Myrtis Bedolla is the owner and founding director of Galerie Myrtis, an emerging blue-chip gallery
and art advisory specializing in twentieth and twenty-first-century American art, focusing on primary
and secondary works created by African American artists. Bedolla possesses over 30 years of
experience as a curator, gallerist, and art consultant. She provides professional curatorial services,
lectures, and educational programming to corporate, civic, and arts organizations.
Bedolla established Galerie Myrtis in 2006 to utilize the visual arts to raise awareness for artists who
deserve recognition for their contributions in artistically portraying our cultural, social, historical,
and political landscapes; and to recognize art movements that paved the way for freedom of artistic
expression.

As a curator, Bedolla made her first international debut in 2019 during the 13th Havana Biennial in
Havana, Cuba. Bedolla and Ana Joa co-curated Building Bridges II: The Politics of Love, Identity, and
Race, which featured works by African American and Afro-Cuban artists. Explored was the
convergence of perspectives through works that addressed experiences lived under contradicting
political systems.

For Bedolla’s second international appearance, she curated The Afro-Futurist Manifesto: Blackness
Reimagined for the 59th Venice Biennale in Venice, Italy, in 2022. The exhibit, hosted by Personal
Structures, pays tribute to the resiliency, creativity, and spirituality that have historically sustained
Black people. In 2023, the exhibition traveled to the Reginald F. Lewis Museum of Maryland’s
African American History and Culture and the James E. Lewis Museum of Art (JELMA) in Baltimore,
Maryland.

In September 2022, Bedolla collaborated with Christie’s NY to bring diversity and equity to the art
world.
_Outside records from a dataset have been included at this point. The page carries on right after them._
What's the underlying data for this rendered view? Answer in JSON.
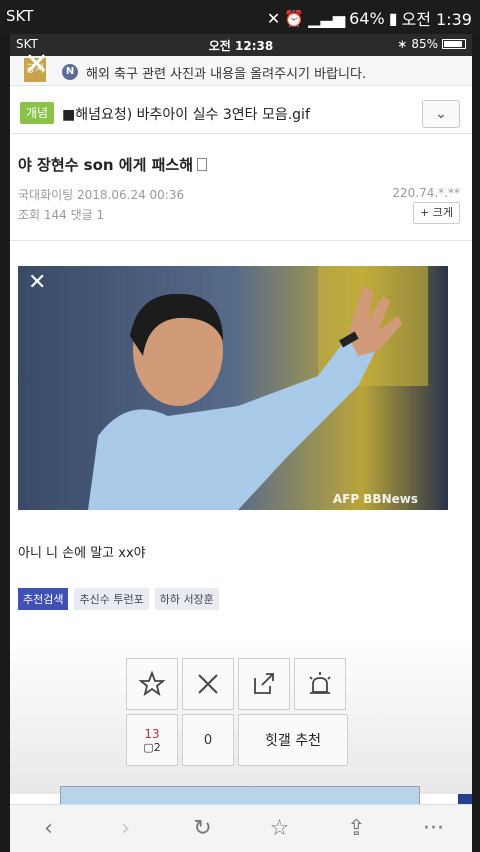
{
  "outer_status": {
    "carrier": "SKT",
    "battery": "64%",
    "time": "오전 1:39"
  },
  "inner_status": {
    "carrier": "SKT",
    "time": "오전 12:38",
    "battery": "85%"
  },
  "notice": {
    "tag": "공지",
    "badge": "N",
    "text": "해외 축구 관련 사진과 내용을 올려주시기 바랍니다."
  },
  "board": {
    "category": "개념",
    "title": "■해념요청) 바추아이 실수 3연타 모음.gif"
  },
  "post": {
    "title": "야 장현수 son 에게 패스해",
    "author_date": "국대화이팅 2018.06.24 00:36",
    "ip": "220.74.*.**",
    "views_comments": "조회 144 댓글 1",
    "bigger_label": "+ 크게",
    "image_watermark": "AFP BBNews",
    "body": "아니 니 손에 말고 xx야"
  },
  "tags": {
    "recommend": "추천검색",
    "items": [
      "추신수 투런포",
      "하하 서장훈"
    ]
  },
  "actions": {
    "count": "13",
    "comment_count": "2",
    "zero": "0",
    "recommend_label": "힛갤 추천"
  },
  "icons": [
    "back-icon",
    "forward-icon",
    "refresh-icon",
    "star-icon",
    "share-icon",
    "more-icon"
  ]
}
The relationship is highlighted in the NY Times article Christie’s and a Baltimore Gallery to Sell
Work by Black Artists by Robin Pogrebin and Artnet News editorial A Black-Owned Baltimore Gallery
Aims to Change the Game by Partnering Directly with Christie’s by Vittoria Benzine.
In June 2020, Bedolla gained national press in the New York Times article Black Gallerists Press
Forward Despite a Market That Holds Them Back, by Robin Pogrebin and the self-authored article
Why My Blackness is not a Threat to your Whiteness for Cultured Magazine in July 2020. Past
coverage also includes being voted Best Gallery by the Baltimore Sun in 2017; Black Art in the
Spotlight, Baltimore Magazine, September 2018; Living with Art: Myrtis Bedolla Builds a Home and
Gallery in Old Goucher, BMORE Art, Issue 3; Women in the Arts, which honored women at the helm
of the Baltimore art scene, Baltimore Style Magazine, October 2013.